Uma população de leopardos da África do Sul chamou a atenção dos cientistas por um motivo incomum: alguns desses felinos chegam a ter apenas metade do peso corporal de leopardos encontrados em outras regiões do continente. Agora, um novo estudo sugere que essa diferença não é apenas uma curiosidade da natureza, mas o resultado de milhares de anos de isolamento e adaptação.

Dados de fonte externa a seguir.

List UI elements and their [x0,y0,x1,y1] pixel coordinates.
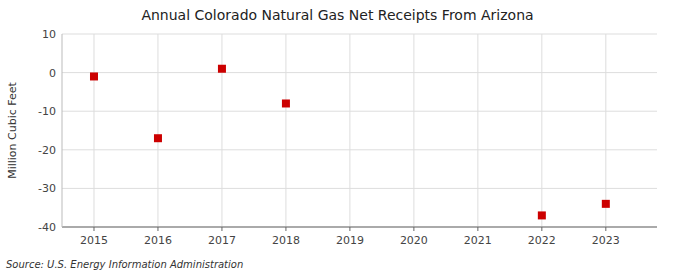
x-grid-line [157,34,158,227]
chart-container: Annual Colorado Natural Gas Net Receipts… [0,0,675,275]
x-axis-line [62,227,657,228]
x-tick-label: 2019 [336,234,364,247]
x-grid-line [285,34,286,227]
x-grid-line [541,34,542,227]
x-tick [93,227,94,231]
x-grid-line [221,34,222,227]
x-tick-label: 2022 [528,234,556,247]
x-tick-label: 2020 [400,234,428,247]
y-grid-line [62,34,657,35]
x-tick [477,227,478,231]
point [602,200,610,208]
x-tick [541,227,542,231]
x-grid-line [477,34,478,227]
x-tick-label: 2016 [144,234,172,247]
grid [62,34,657,227]
y-tick-label: 0 [49,67,56,80]
chart: Annual Colorado Natural Gas Net Receipts… [0,0,675,275]
y-grid-line [62,149,657,150]
x-tick-label: 2021 [464,234,492,247]
x-tick [285,227,286,231]
y-tick-label: -20 [38,144,56,157]
x-grid-line [349,34,350,227]
x-tick-label: 2015 [80,234,108,247]
x-tick-label: 2018 [272,234,300,247]
y-grid-line [62,227,657,228]
points [90,65,610,220]
point [282,99,290,107]
y-grid-line [62,188,657,189]
x-tick [605,227,606,231]
x-tick [349,227,350,231]
y-grid-line [62,111,657,112]
y-tick-label: 10 [42,28,56,41]
point [538,211,546,219]
point [154,134,162,142]
y-grid-line [62,72,657,73]
y-tick-label: -10 [38,105,56,118]
x-tick-label: 2023 [592,234,620,247]
x-tick [221,227,222,231]
point [90,72,98,80]
x-tick [157,227,158,231]
x-tick [413,227,414,231]
x-grid-line [93,34,94,227]
x-grid-line [413,34,414,227]
title: Annual Colorado Natural Gas Net Receipts… [141,7,533,23]
y-axis-line [62,34,63,227]
y-axis-label: Million Cubic Feet [6,81,19,178]
point [218,65,226,73]
y-tick-label: -40 [38,221,56,234]
x-grid-line [605,34,606,227]
y-tick-label: -30 [38,182,56,195]
source-note: Source: U.S. Energy Information Administ… [6,259,243,270]
x-tick-label: 2017 [208,234,236,247]
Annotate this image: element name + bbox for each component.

Os pesquisadores analisaram o genoma completo de leopardos que vivem na Região Florística do Cabo, uma área conhecida por sua biodiversidade única. A investigação revelou que esses animais formam um grupo geneticamente distinto, separado de outras populações africanas há cerca de 20 mil a 24 mil anos.
Segundo os cientistas, essa separação começou durante o Último Máximo Glacial, período mais frio da última era do gelo. Na época, mudanças climáticas tornaram o sul da África mais seco e com menos recursos disponíveis, dificultando a movimentação dos animais e isolando diferentes populações de leopardos.
Um leopardo menor, mas perfeitamente adaptado
Durante décadas, especialistas debateram se os leopardos da região do Cabo eram realmente diferentes dos demais leopardos africanos. A nova pesquisa indica que sim.
Além das diferenças genéticas, os cientistas identificaram cerca de 90 genes associados ao tamanho corporal, musculatura, estrutura óssea e metabolismo que aparecem com maior frequência nesses animais.
A explicação pode estar no ambiente em que vivem. Diferentemente de outras regiões africanas, onde ...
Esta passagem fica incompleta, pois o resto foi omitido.